Defining intention is not purely an analytical exercise. It is shaped by an organization's values, culture, and mission as much as by its strategy. It becomes the foundation for strategy, the guide for governance, and the basis for the decisions and actions that follow. Intention-setting establishes the context that makes every subsequent stage coherent: it tells an organization not just what AI should do, but what it is ultimately in service of. Without that context, strategy becomes optimization without direction, governance becomes compliance without meaning, and accountability becomes process without purpose.

Why Must Publishers, Societies, and Libraries Lead the Coordination Effort?

Scholarly publishers, learned societies, and academic libraries sit at critical intersections within the research enterprise. They receive the work of researchers, apply editorial judgment, manage peer review, and disseminate findings. These institutions are uniquely positioned to convene the conversation about AI governance because they touch every stage of the research lifecycle.

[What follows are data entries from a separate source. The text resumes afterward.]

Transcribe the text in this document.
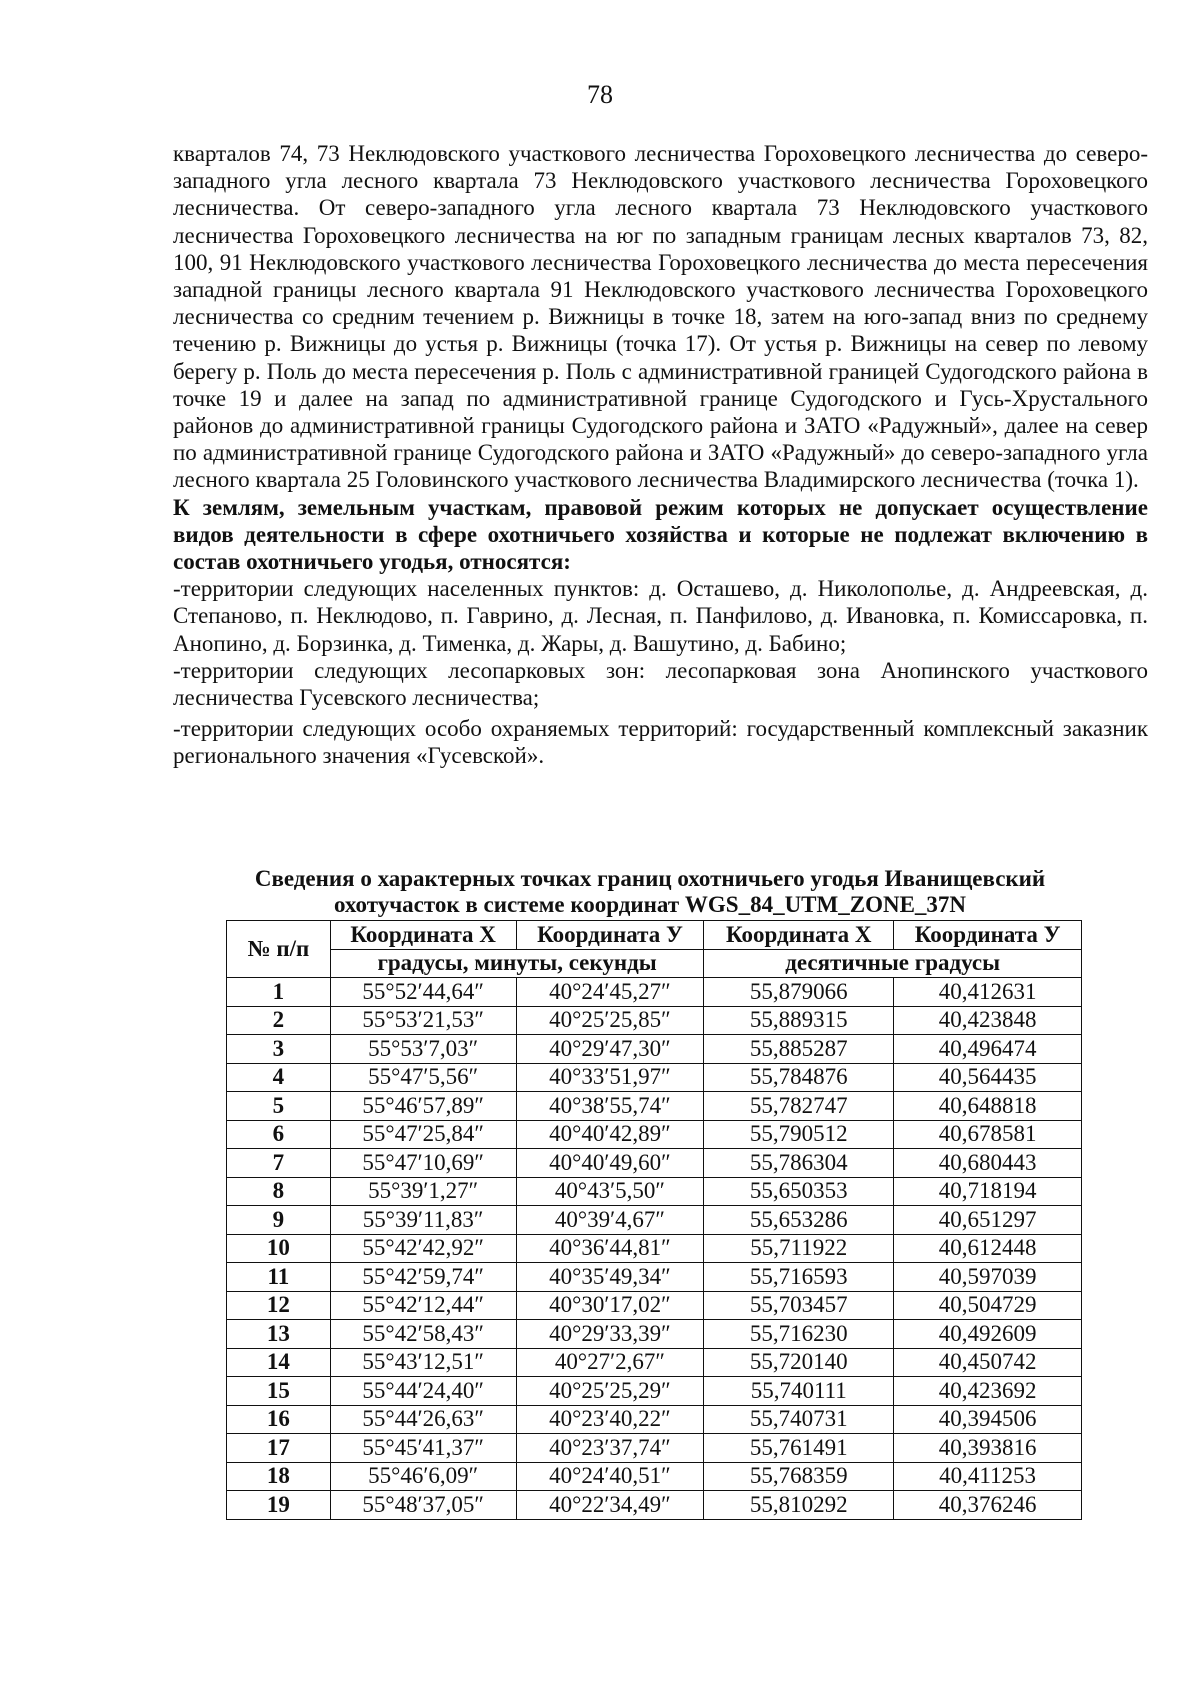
78

кварталов 74, 73 Неклюдовского участкового лесничества Гороховецкого лесничества до северо-западного угла лесного квартала 73 Неклюдовского участкового лесничества Гороховецкого лесничества. От северо-западного угла лесного квартала 73 Неклюдовского участкового лесничества Гороховецкого лесничества на юг по западным границам лесных кварталов 73, 82, 100, 91 Неклюдовского участкового лесничества Гороховецкого лесничества до места пересечения западной границы лесного квартала 91 Неклюдовского участкового лесничества Гороховецкого лесничества со средним течением р. Вижницы в точке 18, затем на юго-запад вниз по среднему течению р. Вижницы до устья р. Вижницы (точка 17). От устья р. Вижницы на север по левому берегу р. Поль до места пересечения р. Поль с административной границей Судогодского района в точке 19 и далее на запад по административной границе Судогодского и Гусь-Хрустального районов до административной границы Судогодского района и ЗАТО «Радужный», далее на север по административной границе Судогодского района и ЗАТО «Радужный» до северо-западного угла лесного квартала 25 Головинского участкового лесничества Владимирского лесничества (точка 1).

К землям, земельным участкам, правовой режим которых не допускает осуществление видов деятельности в сфере охотничьего хозяйства и которые не подлежат включению в состав охотничьего угодья, относятся:

-территории следующих населенных пунктов: д. Осташево, д. Николополье, д. Андреевская, д. Степаново, п. Неклюдово, п. Гаврино, д. Лесная, п. Панфилово, д. Ивановка, п. Комиссаровка, п. Анопино, д. Борзинка, д. Тименка, д. Жары, д. Вашутино, д. Бабино;

-территории следующих лесопарковых зон: лесопарковая зона Анопинского участкового лесничества Гусевского лесничества;

-территории следующих особо охраняемых территорий: государственный комплексный заказник регионального значения «Гусевской».

Сведения о характерных точках границ охотничьего угодья Иванищевский
охотучасток в системе координат WGS_84_UTM_ZONE_37N
№ п/п	Координата Х	Координата У	Координата Х	Координата У
	градусы, минуты, секунды		десятичные градусы	
1	55°52′44,64″	40°24′45,27″	55,879066	40,412631
2	55°53′21,53″	40°25′25,85″	55,889315	40,423848
3	55°53′7,03″	40°29′47,30″	55,885287	40,496474
4	55°47′5,56″	40°33′51,97″	55,784876	40,564435
5	55°46′57,89″	40°38′55,74″	55,782747	40,648818
6	55°47′25,84″	40°40′42,89″	55,790512	40,678581
7	55°47′10,69″	40°40′49,60″	55,786304	40,680443
8	55°39′1,27″	40°43′5,50″	55,650353	40,718194
9	55°39′11,83″	40°39′4,67″	55,653286	40,651297
10	55°42′42,92″	40°36′44,81″	55,711922	40,612448
11	55°42′59,74″	40°35′49,34″	55,716593	40,597039
12	55°42′12,44″	40°30′17,02″	55,703457	40,504729
13	55°42′58,43″	40°29′33,39″	55,716230	40,492609
14	55°43′12,51″	40°27′2,67″	55,720140	40,450742
15	55°44′24,40″	40°25′25,29″	55,740111	40,423692
16	55°44′26,63″	40°23′40,22″	55,740731	40,394506
17	55°45′41,37″	40°23′37,74″	55,761491	40,393816
18	55°46′6,09″	40°24′40,51″	55,768359	40,411253
19	55°48′37,05″	40°22′34,49″	55,810292	40,376246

The governance challenge is no longer whether AI will enter scholarly workflows. Publishers are already using AI to screen submissions, detect image manipulation, identify potential reviewers, and assist authors with language refinement. The real question is how far it should be allowed to go, and who decides. Policies still vary, but a common principle is taking shape: AI can support human decision-making by surfacing information, identifying patterns, and reducing cognitive overhead, but it should not substitute for human thinking and accountability on consequential decisions.

The window for establishing shared governance frameworks is narrowing. As AI capabilities continue to advance and become more deeply embedded in research processes, the cost of coordination increases and the risk of fragmentation grows. The research community has the ethical principles it needs. What it lacks is the institutional coordination to apply them consistently.